Anthony Phillips ci racconta Strings of Light

Anthony Phillips, uno dei musicisti più acclamati della scena rock, prog ed orchestrale di tutto il mondo ritorna con Strings of Light un cd di inediti.

Anthony Phillips - Strings of Light

A sette anni di distanza dall’uscita di Private Parts & Pieces XI: City of Dreams, il chitarrista che è stato tra i membri fondatori della band dei mitici Genesis, pubblica un doppio album strumentale in cui propone una serie di brani in cui le sue preziose chitarre sono protagoniste assolute. All’insegna dell’armonia, in un raffinato intreccio di melodie e di crepuscolare atmosfera, Strings of Light può essere considerato un vero omaggio alla chitarra, lo strumento in cui Phillips eccelle, nonché alla solida fanbase del chitarrista britannico, universalmente acclamato come “maestro” della 12 corde.

Annunciato da Esoteric Antenna, Strings of Light (2 cd più 1 dvd 5.1 Surround Sound mix) viene promosso in questi giorni da un interessante videoclip del brano Diamond Meadows. Ma non è tutto. Il prossimo 15 e 16 novembre la musica di Anthony Phillips sarà protagonista ai Trading Boundaries nel West Sussex (UK). Il gruppo dei Rocking Horse Music Club, infatti, si esibiranno dal vivo presentando tutto il repertorio classico del talentuoso musicista.

Anthony Phillips, come è nata l’idea di realizzare Strings of Light?

Era da parecchio tempo che pensavo di fare un nuovo disco ma ero sempre impegnato in svariate altre cose tra le quali fare musica per la televisione, poi in particolare le re-releases dei miei album a cura della Cherry Red e questo ha significato anche dover trovare per ogni cd delle bonus tracks che potessero funzionare con quei lavori. E’ stata probabilmente una buona coincidenza il fatto che, proprio quando eravamo arrivati alla fine dei lavori per la più recente re-releases abbiamo iniziato a registrare il nuovo album. Prima, lo ripeto, c’era troppe altre cose da fare ed era difficile concentrarsi sulla composizione di musica. Mettiamoci anche che per un discreto periodo di tempo non avevo più suonato la chitarra, almeno ad un certo livello, non mi ero esercitato, quindi ero un tantino fuori allenamento. Ho ripreso piano piano appena ho potuto, e ad un certo punto diciamo che le stelle si sono allineate ed è venuto fuori Strings of Light.

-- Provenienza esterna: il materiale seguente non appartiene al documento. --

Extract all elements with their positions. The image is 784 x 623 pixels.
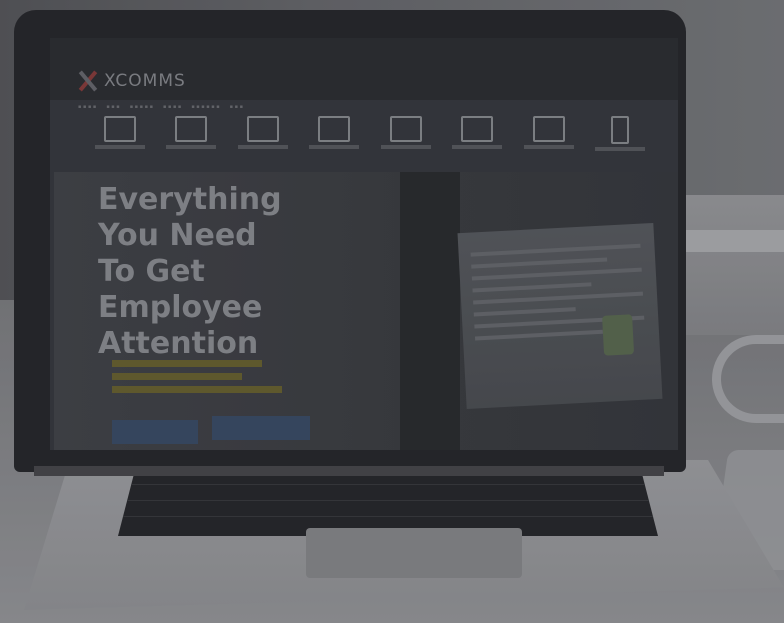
dim-overlay bbox=[0, 0, 784, 623]
photo-scene: XCOMMS ▪ ▪ ▪ ▪ ▪ ▪ ▪ ▪ ▪ ▪ ▪ ▪ ▪ ▪ ▪ ▪ ▪… bbox=[0, 0, 784, 623]
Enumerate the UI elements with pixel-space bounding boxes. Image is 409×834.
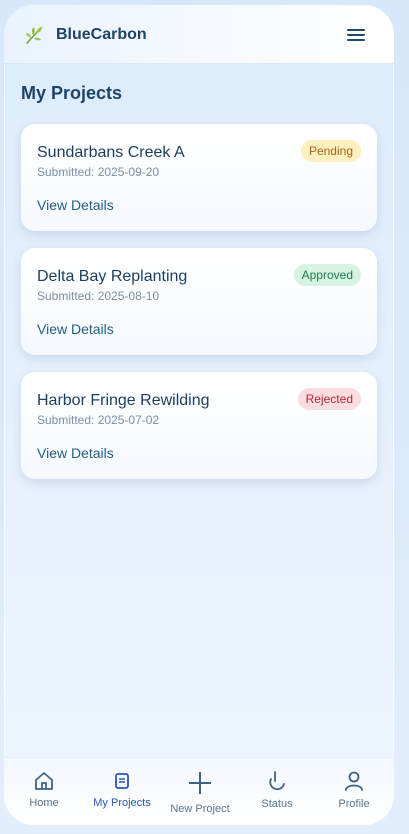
bottom-navigation: Home My Projects New Project Status Prof… xyxy=(4,757,394,825)
nav-label-status: Status xyxy=(261,798,293,810)
nav-label-profile: Profile xyxy=(338,798,370,810)
leaf-icon xyxy=(26,27,42,44)
view-details-link[interactable]: View Details xyxy=(37,197,114,213)
app-screen: BlueCarbon My Projects Sundarbans Creek … xyxy=(4,5,394,825)
status-badge: Rejected xyxy=(297,388,361,410)
nav-label-my-projects: My Projects xyxy=(93,797,151,809)
user-icon xyxy=(345,771,363,791)
home-icon xyxy=(35,772,53,790)
project-title: Delta Bay Replanting xyxy=(37,268,188,285)
page-title: My Projects xyxy=(21,83,123,103)
hamburger-menu-icon[interactable] xyxy=(345,25,367,45)
submitted-date: Submitted: 2025-09-20 xyxy=(37,165,160,179)
project-card[interactable]: Delta Bay Replanting Submitted: 2025-08-… xyxy=(21,248,377,355)
nav-item-status[interactable]: Status xyxy=(238,758,316,825)
nav-item-profile[interactable]: Profile xyxy=(315,758,393,825)
project-card[interactable]: Sundarbans Creek A Submitted: 2025-09-20… xyxy=(21,124,377,231)
project-title: Harbor Fringe Rewilding xyxy=(37,392,210,409)
view-details-link[interactable]: View Details xyxy=(37,445,114,461)
status-icon xyxy=(269,771,285,791)
project-title: Sundarbans Creek A xyxy=(37,144,185,161)
submitted-date: Submitted: 2025-07-02 xyxy=(37,413,160,427)
nav-item-home[interactable]: Home xyxy=(5,758,83,825)
app-header: BlueCarbon xyxy=(4,5,394,64)
project-card[interactable]: Harbor Fringe Rewilding Submitted: 2025-… xyxy=(21,372,377,479)
nav-item-new-project[interactable]: New Project xyxy=(161,758,239,825)
status-badge: Approved xyxy=(293,264,361,286)
nav-item-my-projects[interactable]: My Projects xyxy=(83,758,161,825)
status-badge: Pending xyxy=(300,140,361,162)
nav-label-home: Home xyxy=(29,797,59,809)
nav-label-new-project: New Project xyxy=(170,803,230,815)
brand-name: BlueCarbon xyxy=(56,26,147,43)
submitted-date: Submitted: 2025-08-10 xyxy=(37,289,160,303)
view-details-link[interactable]: View Details xyxy=(37,321,114,337)
plus-icon xyxy=(189,772,211,794)
document-icon xyxy=(115,773,129,789)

Questo cd è molto diverso dal precedente City of Dreams e può essere descritto musicalmente come più classico. Sei d’accordo con questa definizione?

Sono sicuramente due albums molto diversi. City of Dreams è quasi un collage di pezzi esistenti che abbiamo messo insieme per dargli un senso e che abbiamo rivestito con il synth in una forma che avesse senso. L’uso del synth poi è molto decorativo per quanto riguarda gli effetti.

SOL è un album molto puro, nel senso che innanzitutto abbiano un solo strumento, la chitarra, in azione. La più grande differenza è proprio questa, in Strings of Light non ci sono keyboards o altri strumenti, poi è chiaro che ognuno ha i suoi gusti e può preferire l’uno o l’altro stile. In questo nuovo album la maggior parte della musica viene per l’appunto da schizzi che sono poi stati migliorati, sviluppati. E’ tutto basato sulle chitarre con occasionali overlapping, non propriamente frutto di improvvisazione. Spero che questi nuovi brani possano dimostrarsi azzeccati e godibili con il passare del tempo.

SOL è un doppio cd ma non è poi lungo come ti aspetteresti e nulla è esagerato, tutto si ascolta con piacere…

Grazie per questa osservazione. Fin dall’inizio ho cercato di sottolineare il fatto che Strings of Light in effetti è quasi un cd singolo, se avessi eliminato uno o due pezzi, infatti, avrebbe potuto essere un unico cd. Non volevo farlo troppo lungo, all’inizio non pensavamo nemmeno ad un doppio cd ma poi abbiamo continuato con questo formato, comunque ogni side dura 42-43 minuti, sono 85 minuti in tutto, davvero non è un granché lungo. Puoi ascoltare il primo cd durante il tea break e poi ascoltare l’altro cd. Questo nuovo lavoro io non lo penso come un doppio album. So che il pubblico quando sente che fai un cd doppio pensa subito che sarà lunghissimo e molto noioso ma davvero questo non è il caso di Strings of Light.